Sounds good advertising copy for a team of people determined to be the eyes and minds of busy people! Those who have less time to read must be fed the condensed distillate. But, thank God, they do not do this to fiction. Imagine condensing Shakespeare’s plays, Milton’s verses, or Wordsworth’s poems!
“This is exactly what literature didn’t need! It’s meant to be pondered over and experienced at leisure and not consumed in byte sized capsules!” says an enraged reader rather prone to buying books. What better way to while away quality time than with a book under a tree by a brook in an idyllic world in which Bertrand Russell’s In Praise of Idleness, makes so much sense.
But how would the same person react to the Blinkist method and its audio versions of their books-in-blinks?
“If you don’t have time, don’t read! Audio books tried to do this and failed,” the reader in us pleads.
Well, what about the busy person whose only relatively free time is during the commute and who finds some meaning in playing an audio book while driving to work?
Even in a somewhat predictable future, audio and video will replace the physical book. The cynic in us would say it’s not possible to enjoy a classic even if Sir Alec Guinness were to read it out, the diction perfect, and the nuances dripping in every word and phrase. But our anguish would be that of a generation which imbibed a tradition of reading books. What about GenNext who effectively get only about 19 minutes a day to read amid busy lives in a mad race to success in the modern world? For them, Blinkist and its like might just be it, especially when it comes to reading and assimilating the core of business principles, the key to marketing techniques, self-improvement literature and so on.
But for those of us who were young eons ago, the book is so alluring a prospect as to trump everything else.
“A book? O rare one, Be not, as is our fangled world, A garment nobler than it covers”, wrote the Bard of Avon.

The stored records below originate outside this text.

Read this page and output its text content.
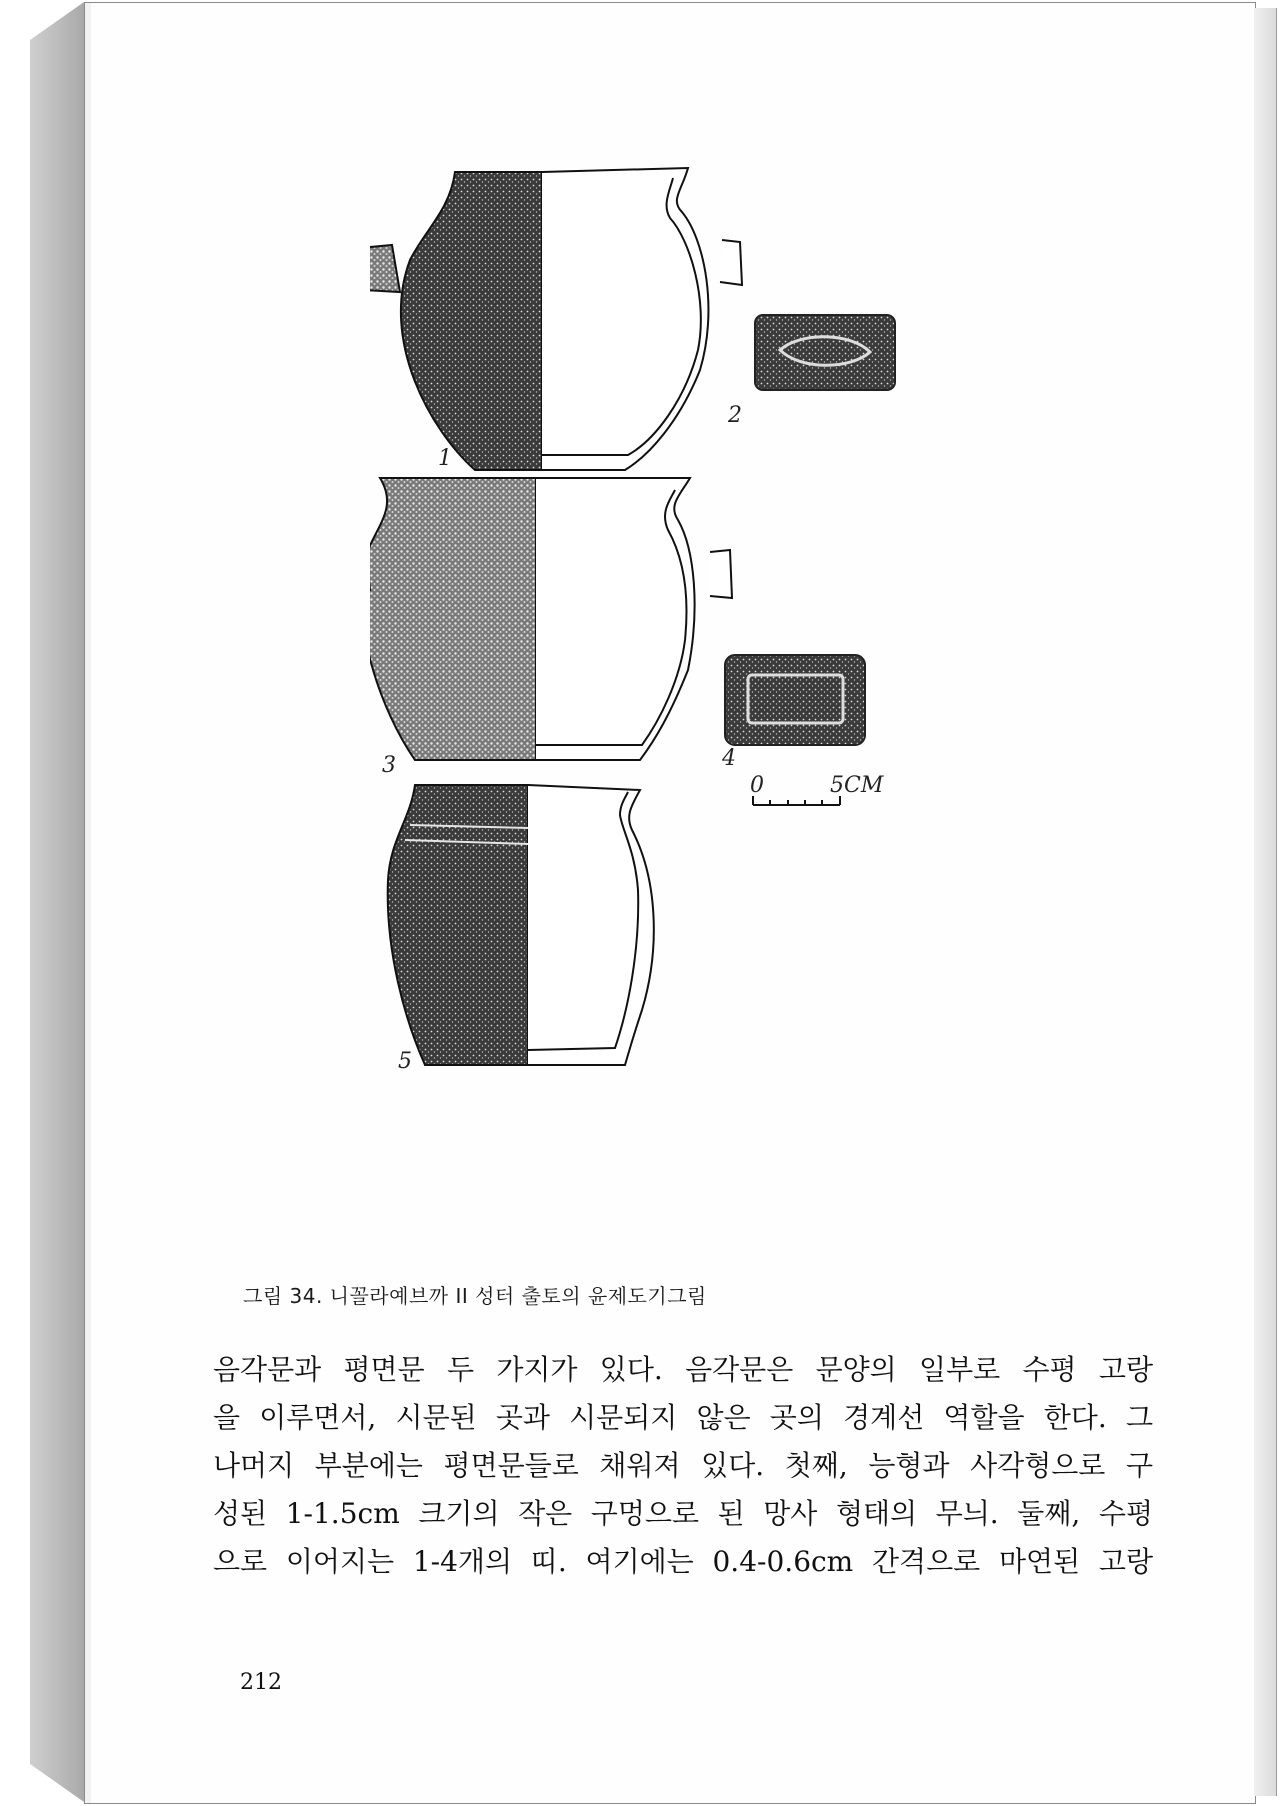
1
2
3	4
0	5CM
5
그림 34. 니꼴라예브까 II 성터 출토의 윤제도기그림
음각문과 평면문 두 가지가 있다. 음각문은 문양의 일부로 수평 고랑
을 이루면서, 시문된 곳과 시문되지 않은 곳의 경계선 역할을 한다. 그
나머지 부분에는 평면문들로 채워져 있다. 첫째, 능형과 사각형으로 구
성된 1-1.5cm 크기의 작은 구멍으로 된 망사 형태의 무늬. 둘째, 수평
으로 이어지는 1-4개의 띠. 여기에는 0.4-0.6cm 간격으로 마연된 고랑
212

You could read that on parchment, paper, on an app on a device and savour it and be equally mystified by its depth even in brevity. Or, consider — “Who kills a man kills a reasonable creature, God’s image, but thee who destroys a good book, kills reason its self… Many a man lives a burden to the earth; but a good book is the precious life-blood of a master spirit, embalm’d and treasur’d up on purpose to a life beyond life”. That was John Milton.
But let not the makers of reading apps take it amiss as they plot the new world.